Gonzales let him try his hand at an English version later and admitted that it was a mistake to discourage him.

Gabriela Calzadillas, 8, is showing improvement, too.

By March, the girl who once stumbled over words like “who” in English was reading aloud, “A Wiggly, Jiggly, Joggly Tooth.” She still pronounced the j’s like h’s, as they are pronounced in Spanish.

Gabriela often hooks up with a friend who speaks English at home. They read to each other in their second languages.

“They’re fun,” she said, “and I learn more English.”

Other pupils, such as 8-year-old Jesus Figueroa, are performing below grade level.

His slowness seems to be unrelated to Jesus’ first language of Spanish. He is seeing a therapist for speech problems.

His parents, Olga and Enrique Figueroa, said they appreciate bilingual education.

When Jesus was in preschool at another school, the teachers spoke only English, and they told the Figueroas that Jesus would grow out of his speech problems. The Figueroas, from Sonora, said they saw English-speaking students get speech therapy, though — and generally, more attention.

The family also likes the cultural benefits of bilingual education.

“You need to know who you are, where you are going. It enriches you more than it can do you harm,” Olga Figueroa said.

Some parents have questioned whether Gonzales uses enough English. But none removed their children from the class when they were required to sign off at parent conferences in October.

And some parents who first opposed the method now see that their children are performing better than other children.

No limited-English speakers in Gonzales’ class have tested high enough in English to move to all-English instruction. Hollinger starts doing that in third grade.

For students who have achieved high levels in their first language, Gonzales will begin assigning readings in their second language a few days each week. She expects most pupils to be ready by the end of the year.

A teacher for nine years, Gonzales was not sold on bilingual education when she first started her college courses, but she saw the method work with her own daughter.

The girl spoke only Spanish when she started school and now is a top senior at Pueblo High Magnet School.

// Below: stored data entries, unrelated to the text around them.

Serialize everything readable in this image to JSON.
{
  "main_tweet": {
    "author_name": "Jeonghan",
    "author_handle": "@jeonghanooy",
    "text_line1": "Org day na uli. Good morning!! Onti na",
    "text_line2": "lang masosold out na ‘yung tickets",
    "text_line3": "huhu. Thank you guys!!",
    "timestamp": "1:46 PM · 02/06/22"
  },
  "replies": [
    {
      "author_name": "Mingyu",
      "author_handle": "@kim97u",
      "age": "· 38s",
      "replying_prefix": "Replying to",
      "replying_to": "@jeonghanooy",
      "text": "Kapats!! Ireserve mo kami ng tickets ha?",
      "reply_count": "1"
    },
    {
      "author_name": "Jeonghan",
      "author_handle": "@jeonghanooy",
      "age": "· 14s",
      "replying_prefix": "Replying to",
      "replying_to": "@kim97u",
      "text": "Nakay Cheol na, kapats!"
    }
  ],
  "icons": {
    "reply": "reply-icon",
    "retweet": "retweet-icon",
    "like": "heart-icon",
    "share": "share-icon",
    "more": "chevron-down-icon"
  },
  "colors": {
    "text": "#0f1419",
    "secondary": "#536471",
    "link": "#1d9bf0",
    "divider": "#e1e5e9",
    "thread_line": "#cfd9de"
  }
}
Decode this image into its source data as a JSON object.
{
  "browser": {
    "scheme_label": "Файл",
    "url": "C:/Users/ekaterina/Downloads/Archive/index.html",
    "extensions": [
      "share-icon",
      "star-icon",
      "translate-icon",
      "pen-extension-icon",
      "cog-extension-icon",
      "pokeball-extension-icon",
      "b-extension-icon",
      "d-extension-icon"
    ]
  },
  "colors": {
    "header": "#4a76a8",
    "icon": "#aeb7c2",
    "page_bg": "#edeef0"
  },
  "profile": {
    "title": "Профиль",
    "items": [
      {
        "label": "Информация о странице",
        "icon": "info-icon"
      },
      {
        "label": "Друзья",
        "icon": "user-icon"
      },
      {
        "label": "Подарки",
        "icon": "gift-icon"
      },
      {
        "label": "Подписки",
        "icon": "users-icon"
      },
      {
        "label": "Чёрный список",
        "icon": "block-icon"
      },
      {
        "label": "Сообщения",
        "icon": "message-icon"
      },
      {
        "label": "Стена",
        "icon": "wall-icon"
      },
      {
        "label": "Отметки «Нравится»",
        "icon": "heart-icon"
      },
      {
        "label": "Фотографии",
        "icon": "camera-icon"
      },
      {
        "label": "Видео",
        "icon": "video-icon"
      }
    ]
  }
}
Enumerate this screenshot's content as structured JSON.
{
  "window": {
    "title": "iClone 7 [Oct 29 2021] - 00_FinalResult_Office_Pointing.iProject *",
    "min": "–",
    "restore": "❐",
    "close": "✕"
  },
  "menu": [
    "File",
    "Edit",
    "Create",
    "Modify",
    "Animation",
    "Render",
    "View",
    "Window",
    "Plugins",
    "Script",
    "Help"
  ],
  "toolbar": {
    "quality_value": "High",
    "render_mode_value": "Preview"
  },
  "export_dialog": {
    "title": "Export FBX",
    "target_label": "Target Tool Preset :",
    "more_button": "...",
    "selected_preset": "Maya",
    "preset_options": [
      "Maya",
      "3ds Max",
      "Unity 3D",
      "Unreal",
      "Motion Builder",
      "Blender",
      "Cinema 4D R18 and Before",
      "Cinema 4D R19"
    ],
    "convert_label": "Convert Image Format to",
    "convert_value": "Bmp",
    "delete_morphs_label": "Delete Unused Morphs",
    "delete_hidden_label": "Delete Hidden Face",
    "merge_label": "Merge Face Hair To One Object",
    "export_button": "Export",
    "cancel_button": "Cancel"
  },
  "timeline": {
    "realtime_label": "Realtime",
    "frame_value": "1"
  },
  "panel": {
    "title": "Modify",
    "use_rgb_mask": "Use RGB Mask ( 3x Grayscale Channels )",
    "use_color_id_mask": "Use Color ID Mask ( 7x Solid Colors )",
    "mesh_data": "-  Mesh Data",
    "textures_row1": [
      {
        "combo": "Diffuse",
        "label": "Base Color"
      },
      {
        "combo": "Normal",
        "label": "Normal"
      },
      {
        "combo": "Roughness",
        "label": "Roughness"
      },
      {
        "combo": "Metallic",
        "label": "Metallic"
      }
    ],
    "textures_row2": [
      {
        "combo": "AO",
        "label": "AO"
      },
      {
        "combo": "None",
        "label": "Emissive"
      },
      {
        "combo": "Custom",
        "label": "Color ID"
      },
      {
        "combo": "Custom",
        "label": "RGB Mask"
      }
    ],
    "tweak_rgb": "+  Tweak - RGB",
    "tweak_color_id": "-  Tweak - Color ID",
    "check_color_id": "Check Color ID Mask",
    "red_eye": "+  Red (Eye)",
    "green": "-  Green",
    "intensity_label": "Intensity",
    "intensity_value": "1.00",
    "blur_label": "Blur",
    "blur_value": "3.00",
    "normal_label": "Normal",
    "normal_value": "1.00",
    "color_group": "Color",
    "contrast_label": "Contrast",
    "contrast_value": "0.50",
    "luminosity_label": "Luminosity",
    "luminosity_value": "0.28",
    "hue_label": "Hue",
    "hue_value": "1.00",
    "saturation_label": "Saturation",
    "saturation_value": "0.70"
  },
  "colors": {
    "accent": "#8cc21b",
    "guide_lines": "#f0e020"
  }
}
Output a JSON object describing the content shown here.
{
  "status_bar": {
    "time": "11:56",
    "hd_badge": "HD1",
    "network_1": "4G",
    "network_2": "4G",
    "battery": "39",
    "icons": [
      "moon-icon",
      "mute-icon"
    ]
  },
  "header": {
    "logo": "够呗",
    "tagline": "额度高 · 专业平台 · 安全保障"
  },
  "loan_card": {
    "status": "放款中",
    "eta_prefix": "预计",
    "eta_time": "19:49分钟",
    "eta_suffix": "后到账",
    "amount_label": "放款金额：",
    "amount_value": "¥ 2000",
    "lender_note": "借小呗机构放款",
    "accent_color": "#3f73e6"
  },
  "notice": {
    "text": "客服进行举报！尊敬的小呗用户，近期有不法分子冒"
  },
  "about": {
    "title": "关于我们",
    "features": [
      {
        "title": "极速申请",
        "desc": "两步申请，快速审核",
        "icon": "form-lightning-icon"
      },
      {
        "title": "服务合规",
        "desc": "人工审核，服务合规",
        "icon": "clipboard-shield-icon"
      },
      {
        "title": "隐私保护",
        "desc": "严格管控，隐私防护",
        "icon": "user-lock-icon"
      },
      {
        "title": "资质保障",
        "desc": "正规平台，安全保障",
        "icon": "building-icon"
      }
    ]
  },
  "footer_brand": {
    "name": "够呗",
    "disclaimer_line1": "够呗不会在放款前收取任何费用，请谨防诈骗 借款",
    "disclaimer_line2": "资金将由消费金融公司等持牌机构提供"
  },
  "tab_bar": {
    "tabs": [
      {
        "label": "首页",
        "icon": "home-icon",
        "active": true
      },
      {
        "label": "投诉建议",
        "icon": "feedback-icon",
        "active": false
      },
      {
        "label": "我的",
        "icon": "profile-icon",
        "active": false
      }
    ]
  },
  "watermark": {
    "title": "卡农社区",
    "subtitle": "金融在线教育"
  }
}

“It works because the main curriculum is taught in the language that the children understand,” Gonzales said. “It works because, as they are learning their second language, they are not losing the content.”

If bilingual education ends, and Gonzales is forced to teach in English only, students will miss the meaning of their lessons. Many will drop out, she said.

“If I did that they would lose so many concepts,” Gonzales said. “They wouldn’t be proficient in either one.”